Dans un pays où elle s’impose avec évidence, la nation n’est pas un sujet politique. Lors de l’élection de 1974, les Français ne s’intéressaient pas à ce que racontaient Malraux et les gaullistes sur la nation et la résistance. Mais aujourd’hui, avec l’immigration, la mondialisation, la désintégration du travail, il y a un problème identitaire. La nation est redevenue un sujet fondamental de la politique.

  • Ce qui frappe, c’est la soudaineté de l’initiative. Nicolas Sarkozy découvre ce texte et décide du jour au lendemain d’en rendre la lecture obligatoire. Ne fallait-il pas un minimum d’expertise ?

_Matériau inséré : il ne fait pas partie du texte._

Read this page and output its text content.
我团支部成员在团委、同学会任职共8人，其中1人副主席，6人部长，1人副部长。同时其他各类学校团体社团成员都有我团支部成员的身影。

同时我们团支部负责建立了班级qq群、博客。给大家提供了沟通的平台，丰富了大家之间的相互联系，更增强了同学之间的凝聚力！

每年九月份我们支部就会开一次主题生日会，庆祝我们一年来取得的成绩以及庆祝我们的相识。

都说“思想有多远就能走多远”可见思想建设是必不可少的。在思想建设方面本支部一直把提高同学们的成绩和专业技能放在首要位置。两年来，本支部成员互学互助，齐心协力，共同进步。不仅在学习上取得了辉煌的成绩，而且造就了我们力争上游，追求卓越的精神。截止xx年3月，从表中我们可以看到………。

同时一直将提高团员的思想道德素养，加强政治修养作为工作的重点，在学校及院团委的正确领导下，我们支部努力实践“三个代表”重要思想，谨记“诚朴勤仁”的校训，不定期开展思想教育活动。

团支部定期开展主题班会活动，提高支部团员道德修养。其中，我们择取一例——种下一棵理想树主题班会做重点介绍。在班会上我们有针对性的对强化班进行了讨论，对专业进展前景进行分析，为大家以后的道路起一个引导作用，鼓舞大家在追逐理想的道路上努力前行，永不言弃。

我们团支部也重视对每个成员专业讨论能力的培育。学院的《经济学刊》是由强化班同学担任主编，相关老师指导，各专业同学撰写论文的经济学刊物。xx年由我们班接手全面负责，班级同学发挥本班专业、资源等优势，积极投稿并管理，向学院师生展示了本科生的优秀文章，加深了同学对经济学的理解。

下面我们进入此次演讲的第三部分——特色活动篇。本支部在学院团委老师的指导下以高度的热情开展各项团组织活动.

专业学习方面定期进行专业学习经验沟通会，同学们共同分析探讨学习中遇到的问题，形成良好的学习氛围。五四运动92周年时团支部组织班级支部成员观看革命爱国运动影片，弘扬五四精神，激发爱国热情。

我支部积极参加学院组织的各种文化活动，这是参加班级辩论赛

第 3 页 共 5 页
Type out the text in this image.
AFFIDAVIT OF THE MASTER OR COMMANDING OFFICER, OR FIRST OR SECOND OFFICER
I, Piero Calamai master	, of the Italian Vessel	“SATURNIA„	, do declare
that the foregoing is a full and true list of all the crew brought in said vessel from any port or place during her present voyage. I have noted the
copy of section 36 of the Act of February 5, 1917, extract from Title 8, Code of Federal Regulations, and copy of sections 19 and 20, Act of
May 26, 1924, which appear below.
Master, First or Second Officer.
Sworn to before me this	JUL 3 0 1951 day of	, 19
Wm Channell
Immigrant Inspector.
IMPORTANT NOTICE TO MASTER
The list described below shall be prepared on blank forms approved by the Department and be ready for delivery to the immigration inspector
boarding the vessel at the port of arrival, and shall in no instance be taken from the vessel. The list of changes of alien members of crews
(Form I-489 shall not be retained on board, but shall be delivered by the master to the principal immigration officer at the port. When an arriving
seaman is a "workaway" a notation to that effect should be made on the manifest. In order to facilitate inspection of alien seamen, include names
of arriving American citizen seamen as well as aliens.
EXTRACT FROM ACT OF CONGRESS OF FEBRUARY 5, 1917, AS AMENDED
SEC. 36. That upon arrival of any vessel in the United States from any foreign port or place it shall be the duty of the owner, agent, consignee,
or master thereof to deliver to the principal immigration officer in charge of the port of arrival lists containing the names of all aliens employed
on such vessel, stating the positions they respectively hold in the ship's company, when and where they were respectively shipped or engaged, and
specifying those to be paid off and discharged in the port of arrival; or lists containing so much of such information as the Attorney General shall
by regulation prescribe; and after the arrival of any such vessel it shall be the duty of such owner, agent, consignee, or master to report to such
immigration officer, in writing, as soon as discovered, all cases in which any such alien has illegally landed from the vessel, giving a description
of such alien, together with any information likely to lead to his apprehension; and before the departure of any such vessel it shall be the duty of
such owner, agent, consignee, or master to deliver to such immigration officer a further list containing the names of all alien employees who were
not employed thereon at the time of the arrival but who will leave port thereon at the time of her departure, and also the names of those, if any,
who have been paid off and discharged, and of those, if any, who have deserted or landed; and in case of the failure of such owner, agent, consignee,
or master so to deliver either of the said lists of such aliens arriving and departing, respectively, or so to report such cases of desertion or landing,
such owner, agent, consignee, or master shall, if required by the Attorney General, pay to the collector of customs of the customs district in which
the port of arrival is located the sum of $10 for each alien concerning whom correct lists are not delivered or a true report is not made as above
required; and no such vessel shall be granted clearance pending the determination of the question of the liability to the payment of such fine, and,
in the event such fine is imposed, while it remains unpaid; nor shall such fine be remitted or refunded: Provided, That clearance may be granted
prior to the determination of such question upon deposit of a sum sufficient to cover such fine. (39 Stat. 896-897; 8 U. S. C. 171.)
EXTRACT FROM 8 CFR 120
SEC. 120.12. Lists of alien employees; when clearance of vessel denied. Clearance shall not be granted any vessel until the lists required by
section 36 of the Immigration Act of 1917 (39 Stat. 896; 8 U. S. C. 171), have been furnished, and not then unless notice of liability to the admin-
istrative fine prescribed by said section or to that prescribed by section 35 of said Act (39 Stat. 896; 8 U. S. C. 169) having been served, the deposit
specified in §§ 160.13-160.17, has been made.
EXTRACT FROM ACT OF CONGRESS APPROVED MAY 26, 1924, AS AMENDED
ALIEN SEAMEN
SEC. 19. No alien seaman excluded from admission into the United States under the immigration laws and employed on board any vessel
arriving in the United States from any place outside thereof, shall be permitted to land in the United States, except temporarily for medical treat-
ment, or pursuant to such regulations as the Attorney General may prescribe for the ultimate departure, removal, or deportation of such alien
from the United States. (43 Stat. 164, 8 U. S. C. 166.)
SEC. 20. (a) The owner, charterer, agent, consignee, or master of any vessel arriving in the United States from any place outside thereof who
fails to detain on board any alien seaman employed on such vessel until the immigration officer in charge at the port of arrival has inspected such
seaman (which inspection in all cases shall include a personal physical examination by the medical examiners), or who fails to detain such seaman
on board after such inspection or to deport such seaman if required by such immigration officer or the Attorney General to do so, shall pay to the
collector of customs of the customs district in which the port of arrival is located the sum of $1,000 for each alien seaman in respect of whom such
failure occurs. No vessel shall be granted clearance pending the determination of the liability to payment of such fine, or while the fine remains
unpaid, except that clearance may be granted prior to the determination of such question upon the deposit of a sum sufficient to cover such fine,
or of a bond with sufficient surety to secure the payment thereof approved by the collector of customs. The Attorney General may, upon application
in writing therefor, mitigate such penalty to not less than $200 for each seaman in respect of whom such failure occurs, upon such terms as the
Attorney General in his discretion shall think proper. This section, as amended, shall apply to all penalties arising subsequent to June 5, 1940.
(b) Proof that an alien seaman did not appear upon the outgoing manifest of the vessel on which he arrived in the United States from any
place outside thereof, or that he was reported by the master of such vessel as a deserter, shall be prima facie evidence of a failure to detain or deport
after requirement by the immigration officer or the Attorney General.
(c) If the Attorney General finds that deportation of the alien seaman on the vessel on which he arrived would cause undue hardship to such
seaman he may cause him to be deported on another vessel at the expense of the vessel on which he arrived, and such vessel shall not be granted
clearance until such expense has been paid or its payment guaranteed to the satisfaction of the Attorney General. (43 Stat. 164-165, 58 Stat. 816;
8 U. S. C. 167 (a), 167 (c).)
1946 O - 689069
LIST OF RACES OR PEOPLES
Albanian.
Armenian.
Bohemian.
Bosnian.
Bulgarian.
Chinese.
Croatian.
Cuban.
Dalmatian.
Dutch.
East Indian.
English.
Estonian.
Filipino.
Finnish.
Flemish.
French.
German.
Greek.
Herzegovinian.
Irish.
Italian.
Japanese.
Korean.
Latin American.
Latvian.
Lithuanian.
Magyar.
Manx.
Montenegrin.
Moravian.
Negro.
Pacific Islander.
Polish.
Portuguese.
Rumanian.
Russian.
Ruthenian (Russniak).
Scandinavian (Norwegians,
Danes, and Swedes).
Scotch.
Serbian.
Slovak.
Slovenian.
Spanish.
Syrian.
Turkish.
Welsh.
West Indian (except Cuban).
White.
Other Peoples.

De quelle expertise a-t-on besoin pour ressentir la vérité et la profondeur humaine de ce texte ? L’historien intervient pour replacer ce destin singulier dans son contexte historique et pour analyser ce contexte. A chacun son rôle. Mais ce n’est pas Sarkozy, c’est de Gaulle qui a décidé de citer Guy Môquet à l’ordre de la nation. Il y a à Paris une station de métro Guy-Môquet. La lettre y est exposée. Des milliers de gens passent devant tous les jours. Nous n’avons pas inventé cette histoire. Il se trouve qu’elle n’était plus à la mode.

[…]1

[Les propos de Henri Guaino ont été recueillis par Alain Auffray et Antoine Guiral]
  1. L’entretien a été abrégé de sa partie finale où Henri Guaino abordait le discours de Dakar ; nous avons consacré un autre article à ce sujet.